A selloff in global bonds is letting Quebec highlight its fiscal austerity in contrast to the central-bank largess and negative yields of the euro region.
Quebec plans to sell more debt to international investors following a 1.75 billion-euro ($1.97 billion) issue in January and a $1.6 billion transaction in October, Quebec Finance Minister Carlos Leitao said.
“We’ve done a couple of global bond issues and whenever we have the opportunity to do another, we will take it,” Leitao said in an interview Monday. “The fixed-income market being what it is, the opportunity is there for us to diversify our sources of borrowing.”
Quebec’s push into global bond markets coincides with a selloff in European debt after quantitative easing by Mario Draghi’s European Central Bank turned German debt yields negative earlier this year. Ten-year bonds of Quebec yield 2.6 percent. That compares with average bond yields for Group of Seven governments of 1.1 percent, according to Bank of America Merrill Lynch index data.
“They may be in a sweet spot where they can attract new buyers who may be rejecting negative yields in the euro zone,” Sebastien Lavoie, assistant chief economist at Laurentian Bank Securities, said by phone from Montreal. “A central bank or a pension fund may be able to buy certain bonds that were not on the table before -- Quebec might fit into that category.”
Quebec’s economy, long overshadowed by growth in oil-rich Alberta, is under an unaccustomed spotlight as the government prepares to balance its books for the first time in seven years. Quebec’s manufacturers are benefiting from lower fuel costs and a weaker Canadian dollar, even as a collapse in oil prices erodes Canada’s national income by 3 percent, according to Bank of Canada estimates. The Canadian dollar has tumbled 9 percent against its U.S. peer in the past year.
Quebec bonds are outperforming provincial peers as Leitao - - who worked with Lavoie at Laurentian as chief economist until the first quarter of 2014 -- pledges spending cuts and embarks on an austerity drive that belies the French-speaking province’s reputation as one of Canada’s biggest spenders. Quebec bonds were the best performers of Canada’s 10 provinces this year, gaining 1.95 percent compared with an average 1.6 percent in Bank of America Merrill Lynch’s Canadian Provincial & Municipal Index.
Underpinning demand for the debt of sovereign nations and so-called sub-sovereign borrowers, governments globally are growing international asset reserves, which quadrupled to $11 trillion during the decade ended in 2013, while pension fund plans balloon.
This week, Quebec reopened an outstanding issue of Canadian dollar bonds, adding C$500 million ($416 million) to a bond due 2025 to total C$2.5 billion.
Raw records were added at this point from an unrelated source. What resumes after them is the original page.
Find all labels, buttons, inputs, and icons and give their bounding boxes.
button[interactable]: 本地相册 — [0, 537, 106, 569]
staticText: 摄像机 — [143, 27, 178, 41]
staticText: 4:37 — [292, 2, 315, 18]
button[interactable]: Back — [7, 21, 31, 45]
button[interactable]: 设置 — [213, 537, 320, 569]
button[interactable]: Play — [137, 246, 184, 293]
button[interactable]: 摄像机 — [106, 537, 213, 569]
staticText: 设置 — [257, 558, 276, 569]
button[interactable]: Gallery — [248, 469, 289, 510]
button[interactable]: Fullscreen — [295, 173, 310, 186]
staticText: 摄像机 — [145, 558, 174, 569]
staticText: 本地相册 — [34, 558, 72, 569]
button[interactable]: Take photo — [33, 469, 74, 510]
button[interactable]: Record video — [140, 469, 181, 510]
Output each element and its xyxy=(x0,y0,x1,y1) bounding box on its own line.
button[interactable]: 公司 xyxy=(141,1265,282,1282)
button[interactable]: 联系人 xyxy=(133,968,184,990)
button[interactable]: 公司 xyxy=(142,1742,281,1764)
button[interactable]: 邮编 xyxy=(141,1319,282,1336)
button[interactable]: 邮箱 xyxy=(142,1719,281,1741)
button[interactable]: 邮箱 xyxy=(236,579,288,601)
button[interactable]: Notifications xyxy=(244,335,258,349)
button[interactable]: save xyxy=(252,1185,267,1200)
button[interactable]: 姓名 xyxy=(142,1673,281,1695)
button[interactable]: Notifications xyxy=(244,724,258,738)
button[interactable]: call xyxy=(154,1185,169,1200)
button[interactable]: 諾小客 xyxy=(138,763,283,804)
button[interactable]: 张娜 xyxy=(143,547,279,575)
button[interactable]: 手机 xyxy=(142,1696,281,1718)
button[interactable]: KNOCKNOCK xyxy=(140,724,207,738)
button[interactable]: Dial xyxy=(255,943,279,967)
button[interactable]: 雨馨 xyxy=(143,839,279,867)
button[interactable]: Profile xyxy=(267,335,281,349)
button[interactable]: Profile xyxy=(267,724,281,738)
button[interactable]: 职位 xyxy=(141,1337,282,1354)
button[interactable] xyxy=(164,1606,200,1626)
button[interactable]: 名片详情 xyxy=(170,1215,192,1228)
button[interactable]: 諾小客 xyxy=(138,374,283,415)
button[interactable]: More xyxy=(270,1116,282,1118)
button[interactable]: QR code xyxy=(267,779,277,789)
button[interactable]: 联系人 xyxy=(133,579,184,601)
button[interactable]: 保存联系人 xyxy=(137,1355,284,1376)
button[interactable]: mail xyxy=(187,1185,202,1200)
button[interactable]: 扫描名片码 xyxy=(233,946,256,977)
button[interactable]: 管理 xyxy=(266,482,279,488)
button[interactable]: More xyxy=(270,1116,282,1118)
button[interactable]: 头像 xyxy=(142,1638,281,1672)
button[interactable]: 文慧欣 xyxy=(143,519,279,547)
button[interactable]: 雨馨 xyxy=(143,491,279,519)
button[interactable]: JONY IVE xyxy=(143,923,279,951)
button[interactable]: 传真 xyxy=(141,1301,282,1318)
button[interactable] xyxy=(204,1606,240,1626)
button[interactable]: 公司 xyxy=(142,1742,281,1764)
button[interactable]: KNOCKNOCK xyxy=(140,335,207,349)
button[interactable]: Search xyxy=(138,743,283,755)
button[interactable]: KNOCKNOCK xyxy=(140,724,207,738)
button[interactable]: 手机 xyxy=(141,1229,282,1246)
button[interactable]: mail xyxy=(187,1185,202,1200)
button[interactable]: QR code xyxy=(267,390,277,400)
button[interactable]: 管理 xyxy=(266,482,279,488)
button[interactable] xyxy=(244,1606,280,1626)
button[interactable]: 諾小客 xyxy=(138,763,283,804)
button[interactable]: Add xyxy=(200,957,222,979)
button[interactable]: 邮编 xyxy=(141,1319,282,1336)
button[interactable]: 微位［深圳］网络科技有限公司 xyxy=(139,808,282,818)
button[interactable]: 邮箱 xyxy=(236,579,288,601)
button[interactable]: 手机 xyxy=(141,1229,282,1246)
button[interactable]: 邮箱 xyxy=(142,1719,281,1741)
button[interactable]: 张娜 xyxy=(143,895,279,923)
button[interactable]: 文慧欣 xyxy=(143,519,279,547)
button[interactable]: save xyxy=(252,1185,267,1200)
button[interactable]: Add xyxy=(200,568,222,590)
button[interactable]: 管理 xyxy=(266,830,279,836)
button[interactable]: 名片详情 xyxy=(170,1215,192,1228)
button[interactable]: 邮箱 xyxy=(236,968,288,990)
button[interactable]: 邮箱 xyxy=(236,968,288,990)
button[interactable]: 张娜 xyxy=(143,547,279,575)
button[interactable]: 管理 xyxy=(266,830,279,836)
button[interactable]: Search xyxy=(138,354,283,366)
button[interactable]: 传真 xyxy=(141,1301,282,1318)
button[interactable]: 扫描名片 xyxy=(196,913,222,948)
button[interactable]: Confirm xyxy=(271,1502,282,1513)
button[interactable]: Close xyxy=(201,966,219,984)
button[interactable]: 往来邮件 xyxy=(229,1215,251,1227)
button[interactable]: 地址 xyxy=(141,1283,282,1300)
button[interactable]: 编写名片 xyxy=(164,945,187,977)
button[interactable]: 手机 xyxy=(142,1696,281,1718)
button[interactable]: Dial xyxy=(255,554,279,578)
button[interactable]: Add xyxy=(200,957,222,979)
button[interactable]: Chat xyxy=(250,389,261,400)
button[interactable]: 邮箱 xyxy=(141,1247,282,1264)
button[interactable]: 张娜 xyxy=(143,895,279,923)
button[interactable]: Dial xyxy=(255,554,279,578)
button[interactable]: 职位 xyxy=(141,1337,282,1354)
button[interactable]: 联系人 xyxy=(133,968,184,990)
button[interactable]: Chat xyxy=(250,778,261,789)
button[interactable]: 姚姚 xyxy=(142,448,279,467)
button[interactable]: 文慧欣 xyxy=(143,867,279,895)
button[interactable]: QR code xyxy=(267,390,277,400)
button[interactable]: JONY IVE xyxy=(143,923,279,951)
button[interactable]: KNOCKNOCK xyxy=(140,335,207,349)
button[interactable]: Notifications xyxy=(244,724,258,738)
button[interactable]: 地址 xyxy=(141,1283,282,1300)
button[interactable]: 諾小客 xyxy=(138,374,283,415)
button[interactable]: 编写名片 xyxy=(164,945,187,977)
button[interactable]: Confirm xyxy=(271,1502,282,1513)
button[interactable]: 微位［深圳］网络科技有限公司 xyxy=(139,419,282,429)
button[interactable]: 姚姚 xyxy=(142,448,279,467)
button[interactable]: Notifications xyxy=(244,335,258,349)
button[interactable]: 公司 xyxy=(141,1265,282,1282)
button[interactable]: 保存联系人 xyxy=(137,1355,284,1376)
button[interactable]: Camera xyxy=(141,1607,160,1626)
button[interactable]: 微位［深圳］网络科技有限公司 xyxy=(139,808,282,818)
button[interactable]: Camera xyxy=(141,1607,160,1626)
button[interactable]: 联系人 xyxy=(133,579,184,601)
The bonds were priced to yield 77.5 basis points more than government-debt benchmarks.
Leitao, who had just returned from New York where he met with institutional investors, said demand for Quebec bonds remains strong among U.S. pension funds and insurance companies.
“It’s simpler and more profitable for us to do a large bond sale” in U.S. dollars “than to do three Canadian issues of C$500 million,” Leitao said. “As soon as we can do it, we will do it.”
Leitao prefers the U.S. market to Europe for now.
“It’s a question of liquidity in the bond market,” Leitao said. “Europe is in the midst of QE, so we will need to see how the dust settles over there. In the short term, I think we would favor the U.S. market until it’s become clearer what will happen in Europe.”